Non­fic­tion

The Jews of Pin­sk, 1506 to 1880

Mordechai Nadav; Moshe Ros­man and Faigie Trop­per, trans.
  • Review
By – January 27, 2012

In the wake of the Holo­caust, it is too often assumed that the his­to­ry of the anni­hi­lat­ed com­mu­ni­ties is lost. The Jew­ish com­mu­ni­ty of Pin­sk, now in Belarus, exist­ed for over 400 years as a prin­ci­pal cen­ter of Pol­ish-Lithuan­ian Jew­ry. Its his­to­ry was pre­served in one of the most ambi­tious yizkor memo­r­i­al books pub­lished in the gen­er­a­tion after the Holo­caust. The edi­tors and trans­la­tors of this remark­able vol­ume are to be con­grat­u­lat­ed for mak­ing a por­tion acces­si­ble to those unable to read the Hebrew original. 

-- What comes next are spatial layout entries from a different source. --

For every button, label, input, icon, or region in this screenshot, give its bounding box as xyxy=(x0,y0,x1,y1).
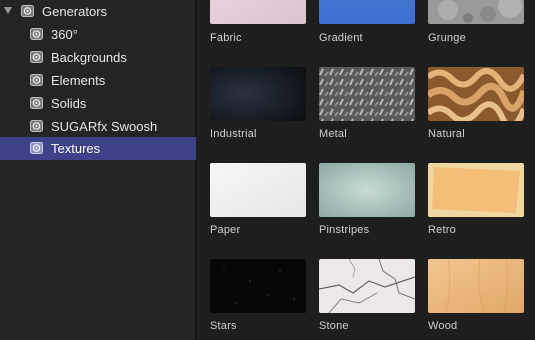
tree-item-label: SUGARfx Swoosh xyxy=(51,119,158,134)
tree-item-backgrounds[interactable]: Backgrounds xyxy=(0,46,196,69)
generator-icon xyxy=(30,120,43,132)
tree-item-label: Backgrounds xyxy=(51,50,127,65)
tile-fabric[interactable]: Fabric xyxy=(210,0,306,48)
tree-item-solids[interactable]: Solids xyxy=(0,92,196,115)
generator-icon xyxy=(30,51,43,63)
tree-item-label: Generators xyxy=(42,4,108,19)
tree-item-360[interactable]: 360° xyxy=(0,23,196,46)
disclosure-triangle-icon[interactable] xyxy=(4,7,12,14)
tile-label: Industrial xyxy=(210,128,257,140)
grunge-thumbnail[interactable] xyxy=(428,0,524,24)
tree-item-label: Elements xyxy=(51,73,106,88)
tile-wood[interactable]: Wood xyxy=(428,259,524,339)
paper-thumbnail[interactable] xyxy=(210,163,306,217)
tile-grunge[interactable]: Grunge xyxy=(428,0,524,48)
generator-icon xyxy=(30,97,43,109)
gradient-thumbnail[interactable] xyxy=(319,0,415,24)
tile-label: Wood xyxy=(428,320,458,332)
generator-icon xyxy=(21,5,34,17)
tile-pinstripes[interactable]: Pinstripes xyxy=(319,163,415,243)
generator-icon xyxy=(30,28,43,40)
tree-item-elements[interactable]: Elements xyxy=(0,69,196,92)
tile-label: Metal xyxy=(319,128,347,140)
pinstripes-thumbnail[interactable] xyxy=(319,163,415,217)
tree-item-label: Textures xyxy=(51,141,101,156)
tile-industrial[interactable]: Industrial xyxy=(210,67,306,147)
tile-stars[interactable]: Stars xyxy=(210,259,306,339)
sidebar: Generators 360° Backgrounds Elements Sol… xyxy=(0,0,196,340)
metal-thumbnail[interactable] xyxy=(319,67,415,121)
tile-retro[interactable]: Retro xyxy=(428,163,524,243)
tile-label: Fabric xyxy=(210,32,242,44)
tree-item-generators[interactable]: Generators xyxy=(0,0,196,23)
tile-label: Stone xyxy=(319,320,349,332)
generator-icon xyxy=(30,142,43,154)
tile-natural[interactable]: Natural xyxy=(428,67,524,147)
stars-thumbnail[interactable] xyxy=(210,259,306,313)
tile-gradient[interactable]: Gradient xyxy=(319,0,415,48)
tile-label: Gradient xyxy=(319,32,363,44)
tile-metal[interactable]: Metal xyxy=(319,67,415,147)
industrial-thumbnail[interactable] xyxy=(210,67,306,121)
tree-item-sugarfx-swoosh[interactable]: SUGARfx Swoosh xyxy=(0,115,196,138)
generator-icon xyxy=(30,74,43,86)
tree-item-label: 360° xyxy=(51,27,78,42)
tile-label: Paper xyxy=(210,224,241,236)
retro-thumbnail[interactable] xyxy=(428,163,524,217)
natural-thumbnail[interactable] xyxy=(428,67,524,121)
tile-paper[interactable]: Paper xyxy=(210,163,306,243)
tree-item-label: Solids xyxy=(51,96,87,111)
tile-label: Grunge xyxy=(428,32,466,44)
tile-stone[interactable]: Stone xyxy=(319,259,415,339)
generator-browser: Fabric Gradient Grunge Industrial Metal … xyxy=(197,0,535,340)
wood-thumbnail[interactable] xyxy=(428,259,524,313)
fabric-thumbnail[interactable] xyxy=(210,0,306,24)
tile-label: Natural xyxy=(428,128,465,140)
tile-label: Stars xyxy=(210,320,237,332)
tile-label: Pinstripes xyxy=(319,224,370,236)
stone-thumbnail[interactable] xyxy=(319,259,415,313)
tree-item-textures[interactable]: Textures xyxy=(0,137,196,160)
tile-label: Retro xyxy=(428,224,456,236)
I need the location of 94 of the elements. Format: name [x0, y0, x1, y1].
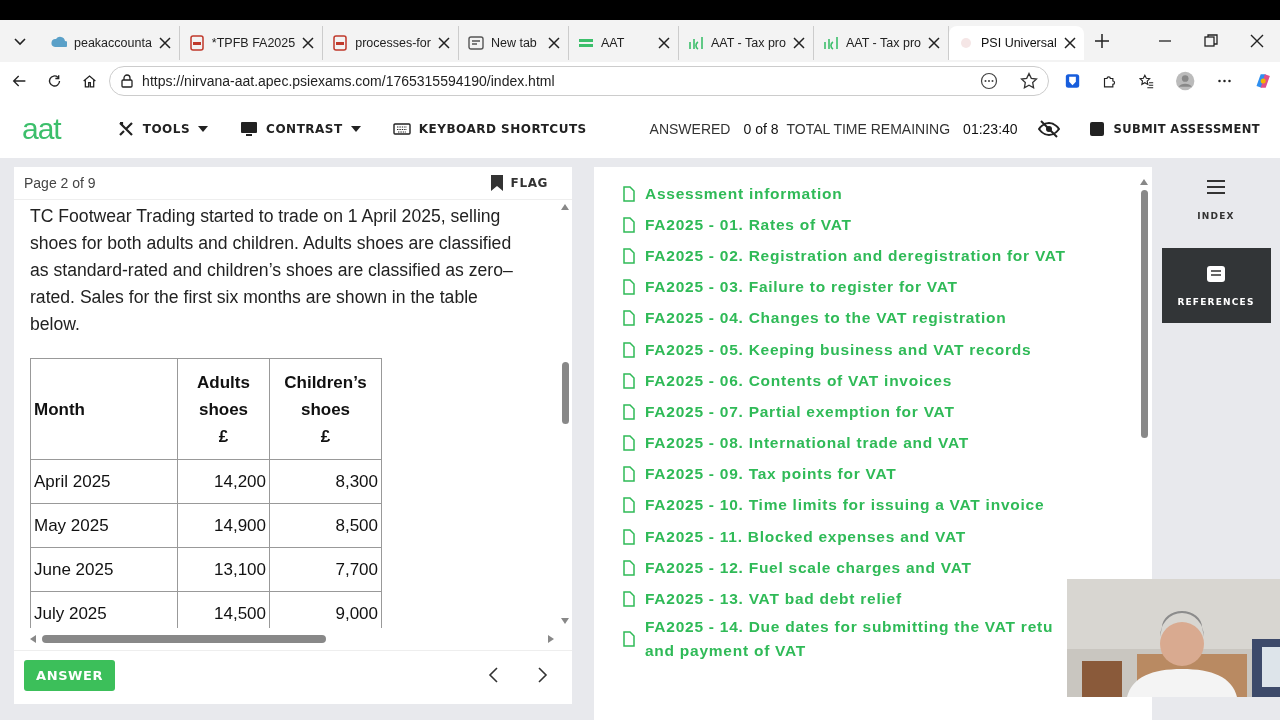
horizontal-scrollbar-thumb[interactable]: [42, 635, 326, 643]
table-cell: 8,500: [269, 503, 382, 548]
shield-icon[interactable]: [1065, 72, 1081, 90]
document-icon: [188, 35, 205, 51]
table-cell: June 2025: [30, 547, 178, 592]
answered-count: 0 of 8: [743, 121, 779, 137]
browser-tab[interactable]: New tab: [458, 26, 569, 60]
scroll-up-icon[interactable]: [1140, 179, 1148, 185]
document-icon: [332, 35, 349, 51]
close-icon[interactable]: [547, 37, 560, 49]
reload-icon[interactable]: [47, 72, 63, 90]
browser-tab[interactable]: *TPFB FA2025: [179, 26, 324, 60]
close-icon[interactable]: [928, 37, 940, 49]
aat-logo: aat: [22, 112, 61, 146]
scroll-left-icon[interactable]: [30, 635, 36, 643]
close-icon[interactable]: [302, 37, 315, 49]
address-field[interactable]: https://nirvana-aat.apec.psiexams.com/1765315594190/index.html: [109, 66, 1050, 96]
column-header: Children’s shoes £: [269, 358, 382, 460]
table-cell: April 2025: [30, 459, 178, 504]
document-icon: [623, 372, 635, 389]
lock-icon: [120, 74, 135, 88]
bookmark-icon: [490, 175, 503, 191]
close-icon[interactable]: [793, 37, 805, 49]
favorites-icon[interactable]: [1139, 72, 1155, 90]
next-icon[interactable]: [538, 667, 548, 683]
table-cell: May 2025: [30, 503, 178, 548]
tools-icon: [116, 120, 135, 138]
time-remaining: 01:23:40: [963, 121, 1018, 137]
answered-label: ANSWERED: [649, 121, 731, 137]
previous-icon[interactable]: [488, 667, 498, 683]
browser-tab[interactable]: PSI Universal: [949, 26, 1084, 60]
close-icon[interactable]: [1250, 34, 1264, 48]
table-cell: 14,200: [177, 459, 270, 504]
browser-tab[interactable]: processes-for: [323, 26, 459, 60]
table-cell: 13,100: [177, 547, 270, 592]
monitor-icon: [240, 120, 259, 138]
hide-icon[interactable]: [1037, 120, 1060, 138]
document-icon: [623, 528, 635, 545]
time-label: TOTAL TIME REMAINING: [786, 121, 951, 137]
scroll-right-icon[interactable]: [548, 635, 554, 643]
document-icon: [623, 591, 635, 608]
flag-button[interactable]: FLAG: [490, 175, 548, 191]
document-icon: [623, 630, 635, 647]
aat-logo-icon: [823, 35, 839, 51]
rail-button[interactable]: INDEX: [1161, 175, 1271, 225]
close-icon[interactable]: [657, 37, 670, 49]
more-icon[interactable]: [980, 72, 999, 90]
vertical-scrollbar-thumb[interactable]: [1140, 190, 1148, 438]
document-icon: [623, 247, 635, 264]
table-cell: 14,900: [177, 503, 270, 548]
caret-icon: [198, 126, 209, 132]
question-text: TC Footwear Trading started to trade on 1 April 2025, selling shoes for both adults and children. Adults shoes are classified as standard-rated and children’s shoes are classified as zero–rated. Sales for the first six months are shown in the table below.: [30, 205, 514, 336]
profile-icon[interactable]: [1176, 70, 1195, 92]
star-icon[interactable]: [1020, 72, 1039, 90]
browser-tab[interactable]: peakaccounta: [42, 26, 180, 60]
browser-tab[interactable]: AAT: [568, 26, 679, 60]
document-icon: [623, 403, 635, 420]
home-icon[interactable]: [82, 72, 98, 90]
document-icon: [623, 466, 635, 483]
keyboard-icon: [392, 120, 411, 138]
menu-button[interactable]: KEYBOARD SHORTCUTS: [392, 120, 587, 138]
close-icon[interactable]: [437, 37, 450, 49]
document-icon: [623, 559, 635, 576]
table-cell: 7,700: [269, 547, 382, 592]
menu-icon: [1206, 179, 1226, 197]
page-icon: [467, 35, 484, 51]
document-icon: [623, 216, 635, 233]
restore-icon[interactable]: [1204, 34, 1218, 48]
psi-logo-icon: [958, 35, 974, 51]
close-icon[interactable]: [1063, 37, 1076, 49]
table-cell: 8,300: [269, 459, 382, 504]
square-icon: [1089, 122, 1104, 136]
plus-icon[interactable]: [1093, 33, 1110, 49]
caret-icon: [350, 126, 361, 132]
aat-logo-icon: [687, 35, 704, 51]
menu-button[interactable]: CONTRAST: [240, 120, 361, 138]
scroll-up-icon[interactable]: [561, 204, 569, 210]
document-icon: [623, 185, 635, 202]
rail-button[interactable]: REFERENCES: [1161, 248, 1271, 323]
submit-assessment-button[interactable]: SUBMIT ASSESSMENT: [1089, 122, 1260, 136]
document-icon: [623, 279, 635, 296]
document-icon: [623, 310, 635, 327]
document-icon: [623, 341, 635, 358]
column-header: Month: [30, 358, 178, 460]
vertical-scrollbar-thumb[interactable]: [561, 362, 569, 424]
column-header: Adults shoes £: [177, 358, 270, 460]
document-icon: [1206, 264, 1226, 283]
close-icon[interactable]: [158, 37, 171, 49]
document-icon: [623, 435, 635, 452]
page-indicator: Page 2 of 9: [24, 175, 97, 191]
menu-button[interactable]: TOOLS: [116, 120, 209, 138]
document-icon: [623, 497, 635, 514]
browser-tab[interactable]: AAT - Tax pro: [678, 26, 814, 60]
scroll-down-icon[interactable]: [561, 618, 569, 624]
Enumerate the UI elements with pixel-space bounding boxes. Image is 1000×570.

Con­struct­ed on a wide-rang­ing foun­da­tion of research into sources in Hebrew, Yid­dish, Pol­ish, Russ­ian, Ger­man, and Latin, the sto­ry of Pin­sk Jew­ry is told here with regard to its eco­nom­ic, demo­graph­ic, cul­tur­al, polit­i­cal, and reli­gious devel­op­ment. Both the community’s suc­cess­es and tra­vails are recount­ed, as well as the intense strug­gles between the ris­ing Hasidic move­ment and its Ortho­dox oppo­nents, even as Pin­sk became a cen­ter of mod­ern­iz­ing Haskalah ten­den­cies. Broad social, intel­lec­tu­al, and cul­tur­al trends are explored and por­trayed through inti­mate fam­i­ly his­to­ries drawn from a vari­ety of sources. One hopes that the remain­der of the his­to­ry of Pin­sk Jew­ry will also soon appear in such a read­able form. This book should be part of any seri­ous Jew­ish library. Bib­li­og­ra­phy, index, maps, notes, photographs.
Robert Moses Shapiro teach­es mod­ern Jew­ish his­to­ry, Holo­caust stud­ies, and Yid­dish lan­guage and lit­er­a­ture at Brook­lyn Col­lege of the City Uni­ver­si­ty of New York. His most recent book is The War­saw Ghet­to Oyneg Shabes-Ringel­blum Archive: Cat­a­log and Guide (Indi­ana Uni­ver­si­ty Press in asso­ci­a­tion with the U.S. Holo­caust Memo­r­i­al Library and the Jew­ish His­tor­i­cal Insti­tute in War­saw, 2009). He is cur­rent­ly engaged in trans­lat­ing Pol­ish and Yid­dish diaries from the Łódź ghet­to and the Yid­dish Son­derkom­man­do doc­u­ments found buried in the ash pits at Auschwitz-Birkenau.